Another issue that we considered on the panel was the question of where trans and non-binary performers sit within this discussion. At the MTV awards Asia Kate Dillon – the star of TV’s Billions – presented Watson her award. Asia is a non-binary actor and recently made headlines on the grounds that they were granted permission by the Emmy Awards to choose their own category for consdiertion of their work on Billions. Asia decided to position themself in the male category appropriate to their work. This is a positive and inclusive decision from the Emmys, but it raises another question about whom exactly the idea of gender-neutral categories benefits. Emma Watson, despite her talent and indisputable use of her voice and platform for good messaging and dialogue on equality and justice, is a typically cis-gendered, privileged, white female - not entirely emblematic of the multiplicity of gender expressions one could expect from an idea of gender-neutrality. So I suppose I’m wondering this: do gender neutral categories serve to function as a means whereby men and women are on a level playing field, or for trans and non-binary performers to not have to fit themselves into different categories based on a male female dichotomy? Or perhaps it is both? And more to this point, as raised by Josie Smith on the BBC panel, this discussion really ought to revolve around issues of opportunity, employment and education. It remains true that women are hired in directorial positions at a lesser rate than their male counterparts, with women making up only 13% of directors in the top 750 films of 2015, and 7% in the top 250. Clearly the hiring practices of Hollywood and the filmmaking community at large are as much to blame for the Academy’s under-representation of women as the academy itself – it’s a cyclical problem. And moreover, in the light of these statistics, what does this suggest for trans and non-binary directors? And the same applies to performers. It is well known that while Hollywood may be more embracing of telling trans-related narratives, they still, for the most part, balk at hiring trans performers with ease and regularity, for supporting roles, let alone leading ones. Perhaps we’ll see gender-neutral categories across the board at different awards institutions, however a part of me worries this would be too premature a move, and takes for granted the deeply rooted bias and inequality already at play.

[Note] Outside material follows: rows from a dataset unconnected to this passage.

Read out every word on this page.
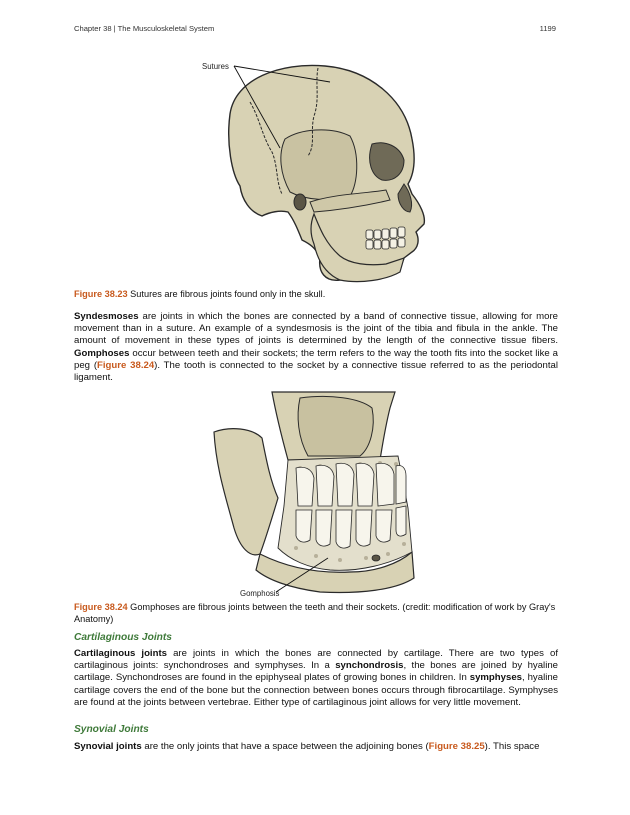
Chapter 38 | The Musculoskeletal System	1199
Sutures
Figure 38.23 Sutures are fibrous joints found only in the skull.

Syndesmoses are joints in which the bones are connected by a band of connective tissue, allowing for more movement than in a suture. An example of a syndesmosis is the joint of the tibia and fibula in the ankle. The amount of movement in these types of joints is determined by the length of the connective tissue fibers. Gomphoses occur between teeth and their sockets; the term refers to the way the tooth fits into the socket like a peg (Figure 38.24). The tooth is connected to the socket by a connective tissue referred to as the periodontal ligament.

Gomphosis
Figure 38.24 Gomphoses are fibrous joints between the teeth and their sockets. (credit: modification of work by Gray's Anatomy)
Cartilaginous Joints

Cartilaginous joints are joints in which the bones are connected by cartilage. There are two types of cartilaginous joints: synchondroses and symphyses. In a synchondrosis, the bones are joined by hyaline cartilage. Synchondroses are found in the epiphyseal plates of growing bones in children. In symphyses, hyaline cartilage covers the end of the bone but the connection between bones occurs through fibrocartilage. Symphyses are found at the joints between vertebrae. Either type of cartilaginous joint allows for very little movement.

Synovial Joints

Synovial joints are the only joints that have a space between the adjoining bones (Figure 38.25). This space
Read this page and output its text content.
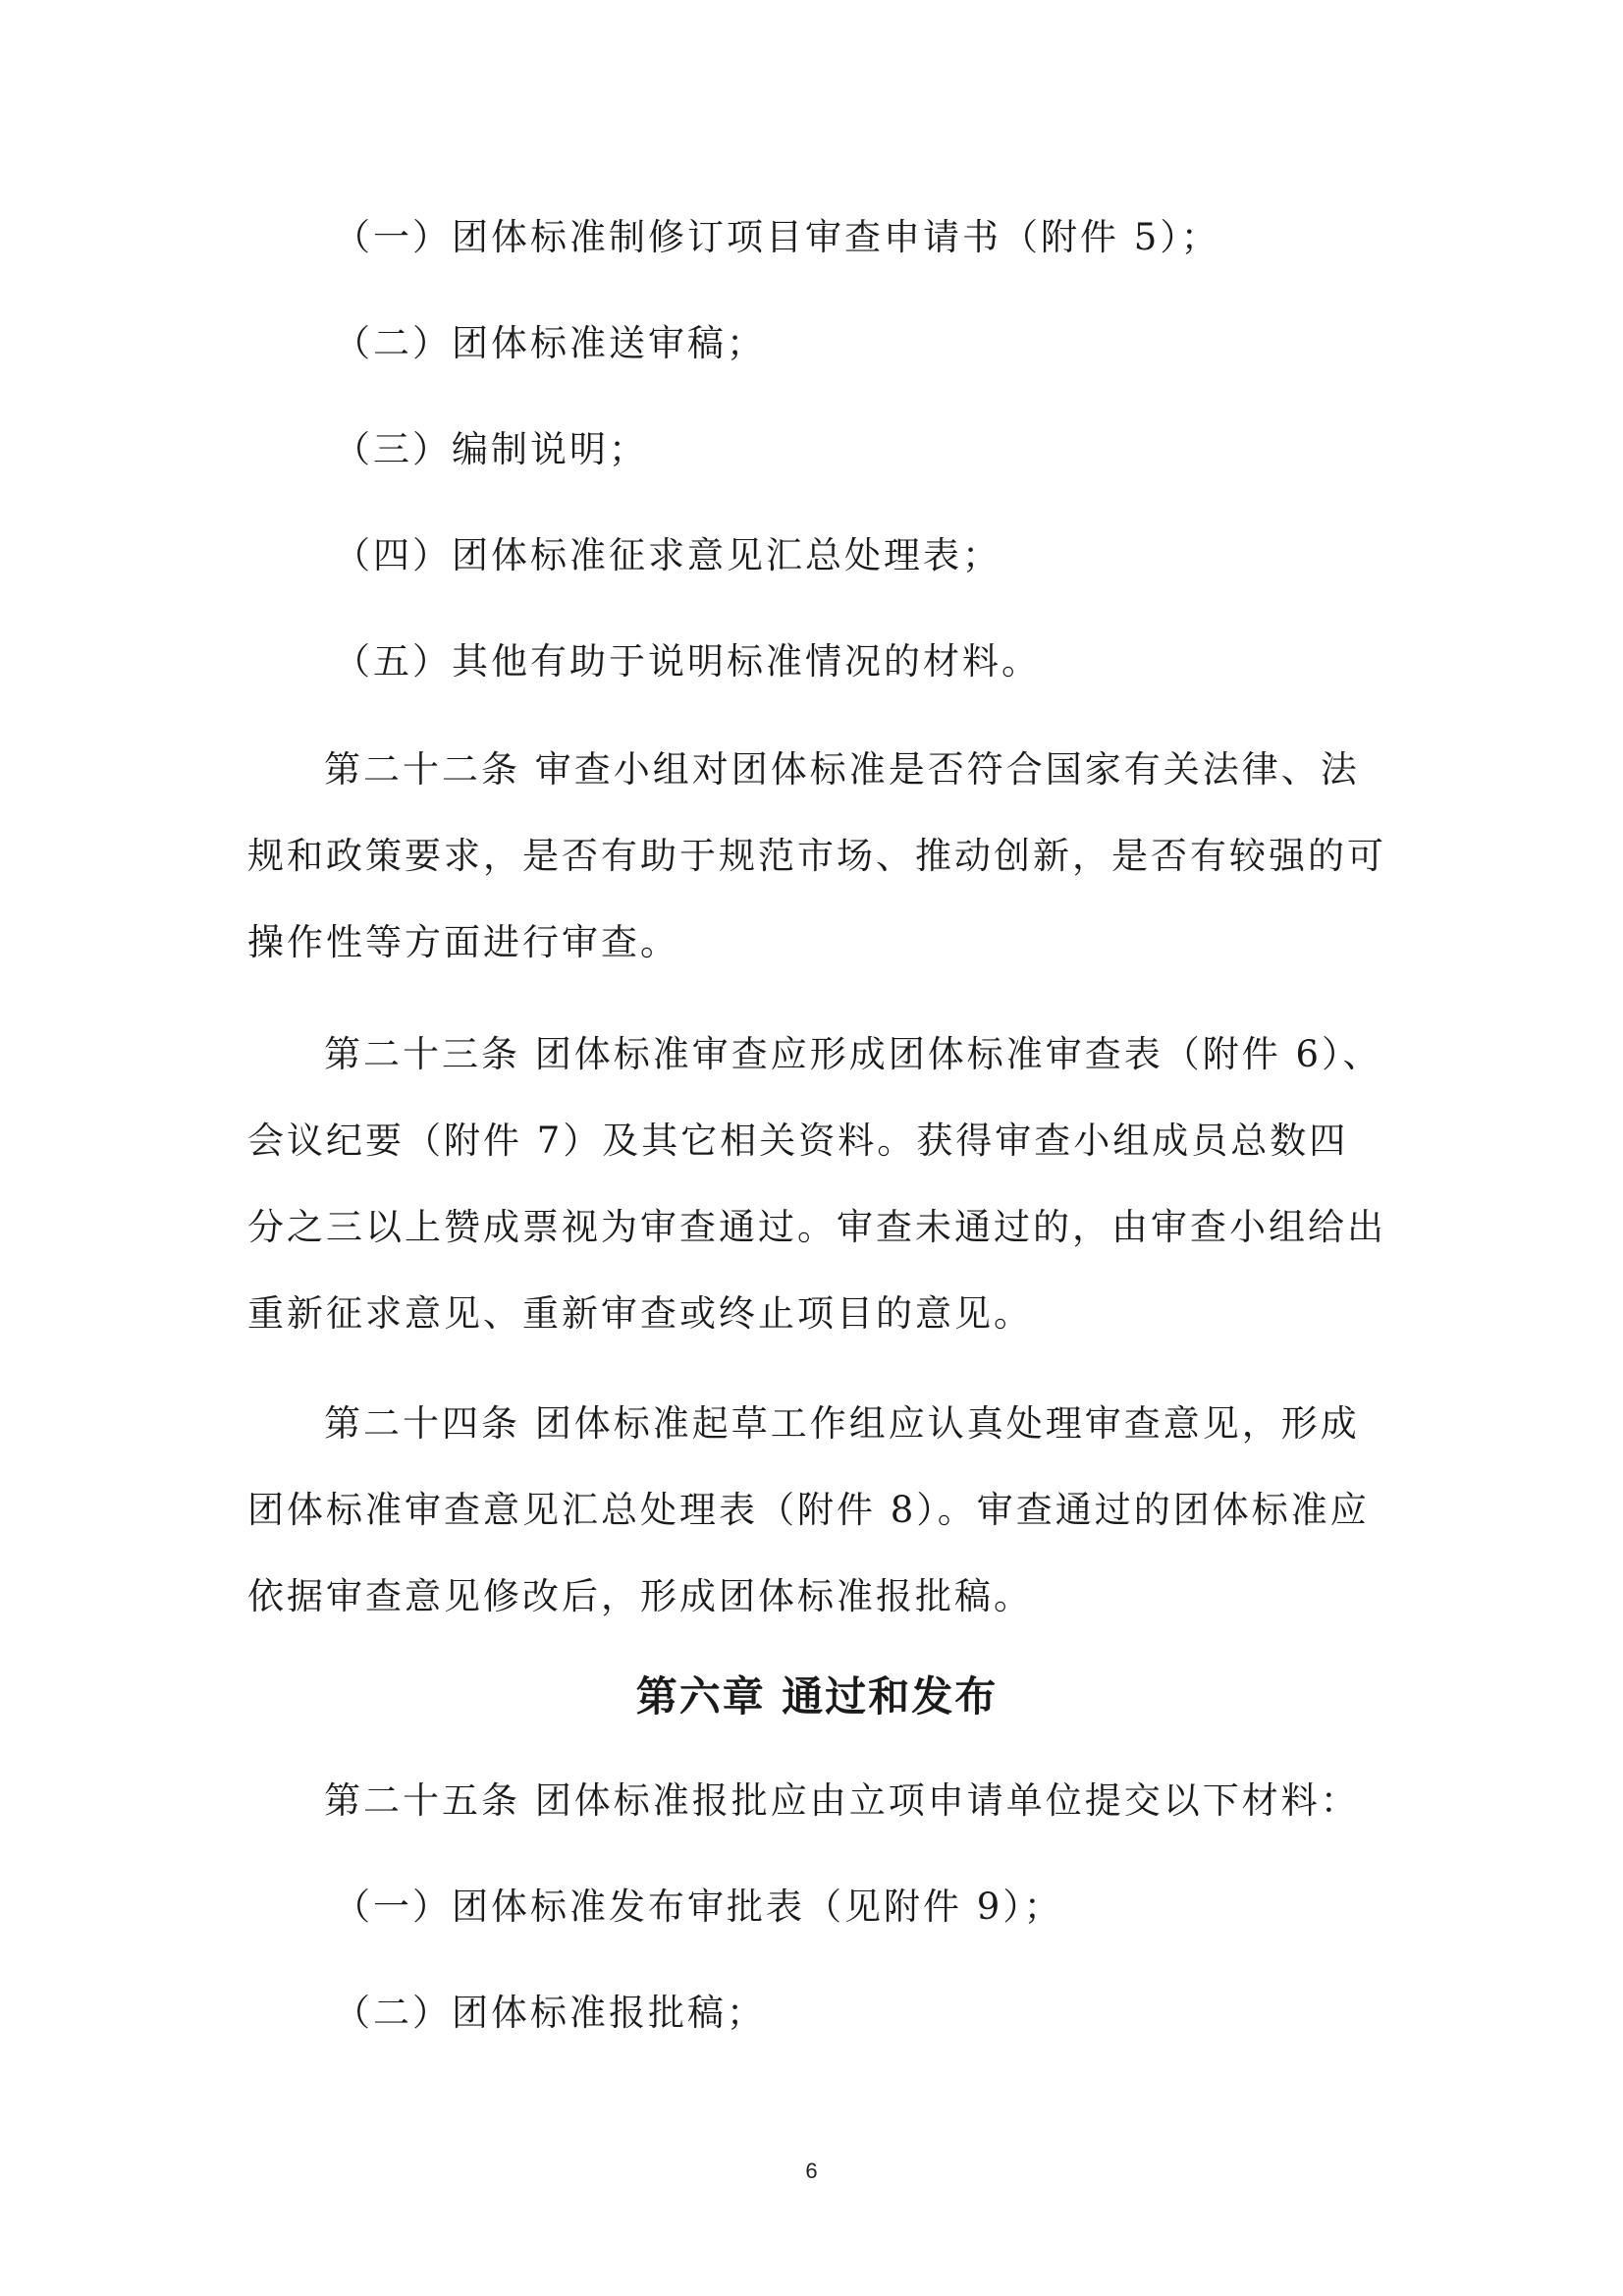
（一）团体标准制修订项目审查申请书（附件 5）；

（二）团体标准送审稿；

（三）编制说明；

（四）团体标准征求意见汇总处理表；

（五）其他有助于说明标准情况的材料。

第二十二条 审查小组对团体标准是否符合国家有关法律、法规和政策要求，是否有助于规范市场、推动创新，是否有较强的可操作性等方面进行审查。

第二十三条 团体标准审查应形成团体标准审查表（附件 6）、会议纪要（附件 7）及其它相关资料。获得审查小组成员总数四分之三以上赞成票视为审查通过。审查未通过的，由审查小组给出重新征求意见、重新审查或终止项目的意见。

第二十四条 团体标准起草工作组应认真处理审查意见，形成团体标准审查意见汇总处理表（附件 8）。审查通过的团体标准应依据审查意见修改后，形成团体标准报批稿。

第六章 通过和发布

第二十五条 团体标准报批应由立项申请单位提交以下材料：

（一）团体标准发布审批表（见附件 9）；

（二）团体标准报批稿；

6
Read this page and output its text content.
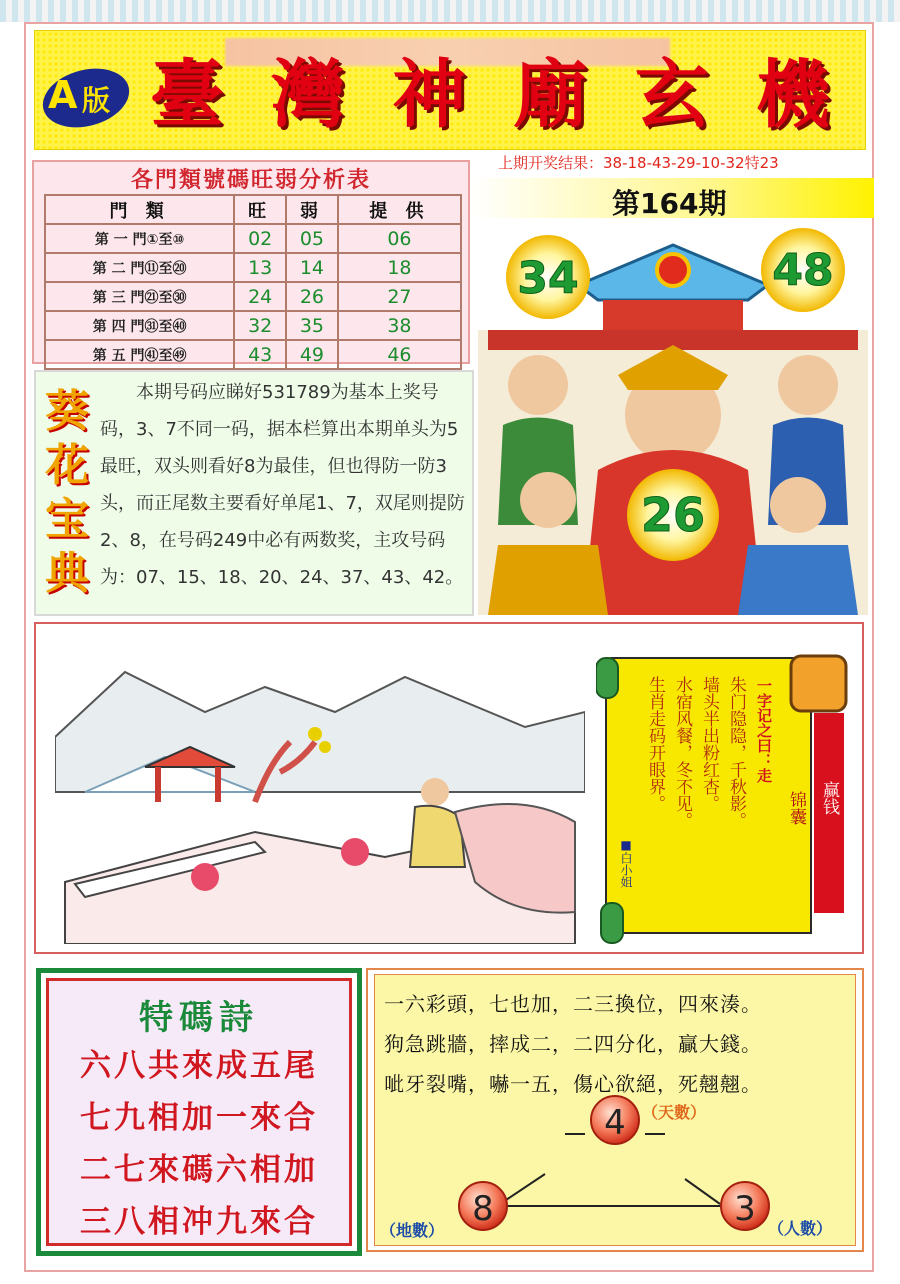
A 版 臺 灣 神 廟 玄 機
上期开奖结果：38-18-43-29-10-32特23
第164期
各門類號碼旺弱分析表
門 類	旺	弱	提 供
第 一 門①至⑩	02	05	06
第 二 門⑪至⑳	13	14	18
第 三 門㉑至㉚	24	26	27
第 四 門㉛至㊵	32	35	38
第 五 門㊶至㊾	43	49	46
葵
花
宝
典
本期号码应睇好531789为基本上奖号码，3、7不同一码，据本栏算出本期单头为5最旺，双头则看好8为最佳，但也得防一防3头，而正尾数主要看好单尾1、7，双尾则提防2、8，在号码249中必有两数奖，主攻号码为：07、15、18、20、24、37、43、42。
34	48
26
赢钱
锦囊
一字记之曰：走
朱门隐隐，千秋影。
墙头半出粉红杏。
水宿风餐，冬不见。
生肖走码开眼界。
■白小姐
特碼詩
六八共來成五尾
七九相加一來合
二七來碼六相加
三八相冲九來合
一六彩頭，七也加，二三換位，四來湊。
狗急跳牆，摔成二，二四分化，贏大錢。
呲牙裂嘴，嚇一五，傷心欲絕，死翹翹。
4 （天數）
8
（地數）
3 （人數）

I suppose this conversation surrounding gender-neutral award categories serves two purposes. It is in-keeping with a current discourse on representation, diversity, and inclusivity in media, but more than that, the mainstream and youthful appeal of MTV, and their decision to de-gender their categories, pushes the conversation and the links between gender-neutrality, and equality between men and women, and between cis-gendered, trans, and non-binary people. Despite protestations from some people in the media using MTV’s, move and the discourse of gender and (in)equality surrounding it, a to skewer Watson’s powerful and important work, and to minimise and mock the lived experiences of trans and non-binary folk at large, this conversation is valuable, important, and necessary, and perhaps it proves that MTV has moved beyond their seemingly irrelevant days of MTV’s Cribs and Teen Mom, and are spring-boarding themselves into relevance with socially conscious, inclusive, and ostensibly egalitarian practices, no matter how inconsequential they may prove to be in relation to other institutions that are still very much entrenched in gender bias and inequality.